Çevremdeki insanların bazıları bazen yapay zekanın ilerlemesi ile profesyonellerin yerini alacağını ve sektörümün sonunun geleceğini söylüyor. Bu, günümüzde tüm yaratıcı sektörlerde yaygın bir endişe olarak da görülüyor. Biri bana yapay zekanın işimi elinden alacağını söylediğinde ona işimi baştan sona anlatmak zorunda kalıyorum.
Gerçekten, miks nedir? Sevdiğimiz şarkıların mükemmelliğine katkıda bulunan ses mühendislerinin perde arkasında yaptıkları işler neler? Her şeyi mükemmel bir şekilde bir araya getirebilen veya hatta dünyanın en büyük miks mühendislerini taklit edebilen bir yapay zeka varsa, aslında verimli olmaz mı?
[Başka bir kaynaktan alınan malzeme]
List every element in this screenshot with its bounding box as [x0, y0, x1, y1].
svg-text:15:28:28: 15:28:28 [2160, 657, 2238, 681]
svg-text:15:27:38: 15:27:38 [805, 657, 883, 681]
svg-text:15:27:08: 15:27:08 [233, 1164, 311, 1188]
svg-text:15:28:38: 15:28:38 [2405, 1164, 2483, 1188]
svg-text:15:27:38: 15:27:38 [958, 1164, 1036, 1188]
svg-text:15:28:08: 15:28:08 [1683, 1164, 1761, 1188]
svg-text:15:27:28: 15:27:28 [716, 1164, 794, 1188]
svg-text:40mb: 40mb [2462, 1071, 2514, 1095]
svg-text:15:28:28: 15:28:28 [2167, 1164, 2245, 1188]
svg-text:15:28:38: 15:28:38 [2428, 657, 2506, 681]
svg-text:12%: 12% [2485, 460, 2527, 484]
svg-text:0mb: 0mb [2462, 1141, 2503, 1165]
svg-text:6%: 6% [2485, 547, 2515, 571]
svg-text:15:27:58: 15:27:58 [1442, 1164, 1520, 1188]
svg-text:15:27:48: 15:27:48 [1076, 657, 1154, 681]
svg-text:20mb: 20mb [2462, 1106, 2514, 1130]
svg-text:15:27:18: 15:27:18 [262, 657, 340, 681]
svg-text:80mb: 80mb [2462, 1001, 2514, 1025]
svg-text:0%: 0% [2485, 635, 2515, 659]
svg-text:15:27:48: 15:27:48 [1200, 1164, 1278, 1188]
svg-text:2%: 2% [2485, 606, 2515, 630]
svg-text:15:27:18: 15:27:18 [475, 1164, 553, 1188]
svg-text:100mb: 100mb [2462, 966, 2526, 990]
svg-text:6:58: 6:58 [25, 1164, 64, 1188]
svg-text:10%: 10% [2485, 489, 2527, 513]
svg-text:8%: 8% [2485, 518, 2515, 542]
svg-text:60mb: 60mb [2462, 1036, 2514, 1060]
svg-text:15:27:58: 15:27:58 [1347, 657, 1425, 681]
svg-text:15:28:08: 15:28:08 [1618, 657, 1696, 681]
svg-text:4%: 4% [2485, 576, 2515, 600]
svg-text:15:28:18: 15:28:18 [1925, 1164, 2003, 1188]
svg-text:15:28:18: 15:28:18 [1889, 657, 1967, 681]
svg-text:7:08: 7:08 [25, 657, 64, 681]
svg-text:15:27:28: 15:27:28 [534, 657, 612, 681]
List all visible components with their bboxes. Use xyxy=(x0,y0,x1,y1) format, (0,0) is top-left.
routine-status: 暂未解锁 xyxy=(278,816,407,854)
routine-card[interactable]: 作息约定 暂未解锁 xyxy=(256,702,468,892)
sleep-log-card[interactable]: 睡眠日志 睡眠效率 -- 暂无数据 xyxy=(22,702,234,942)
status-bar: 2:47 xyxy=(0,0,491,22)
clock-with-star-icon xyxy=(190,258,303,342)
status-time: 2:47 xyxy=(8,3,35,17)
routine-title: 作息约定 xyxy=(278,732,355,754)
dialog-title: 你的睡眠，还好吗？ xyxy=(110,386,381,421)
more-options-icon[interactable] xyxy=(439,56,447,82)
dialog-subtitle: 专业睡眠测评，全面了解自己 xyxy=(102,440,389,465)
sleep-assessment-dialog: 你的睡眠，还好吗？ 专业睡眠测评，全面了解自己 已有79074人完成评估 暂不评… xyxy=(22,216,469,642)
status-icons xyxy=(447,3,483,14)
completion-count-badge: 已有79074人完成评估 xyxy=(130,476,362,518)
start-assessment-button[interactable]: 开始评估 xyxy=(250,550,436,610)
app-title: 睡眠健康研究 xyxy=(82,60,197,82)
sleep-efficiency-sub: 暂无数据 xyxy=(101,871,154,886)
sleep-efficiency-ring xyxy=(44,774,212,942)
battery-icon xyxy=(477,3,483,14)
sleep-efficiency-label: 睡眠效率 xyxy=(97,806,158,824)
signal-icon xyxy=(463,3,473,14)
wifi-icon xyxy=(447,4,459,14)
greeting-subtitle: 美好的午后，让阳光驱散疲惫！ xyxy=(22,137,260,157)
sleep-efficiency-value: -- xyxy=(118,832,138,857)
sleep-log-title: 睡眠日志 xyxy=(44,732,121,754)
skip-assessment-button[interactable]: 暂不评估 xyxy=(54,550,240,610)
Müzikte AI Aslında Yeni Değil
Bu soruları cevaplamak için birkaç yıl geriye gitmemiz ve yaratıcı yapay zekanın 2017 yılında ünlü bestecilerin tarzında sonsuz sayıda şarkı üretebildiğini hatırlamamız gerektiğini düşünüyorum. Bu 8 yıl önceydi! Referans olarak, o yıl en yeni iPhone modeli iPhone 8'di. Kendrick Lamar'ın DAMN. albümünü çıkardığı yıl. Bunu söylüyorum çünkü yapay zeka müzikte yeni bir şey değil.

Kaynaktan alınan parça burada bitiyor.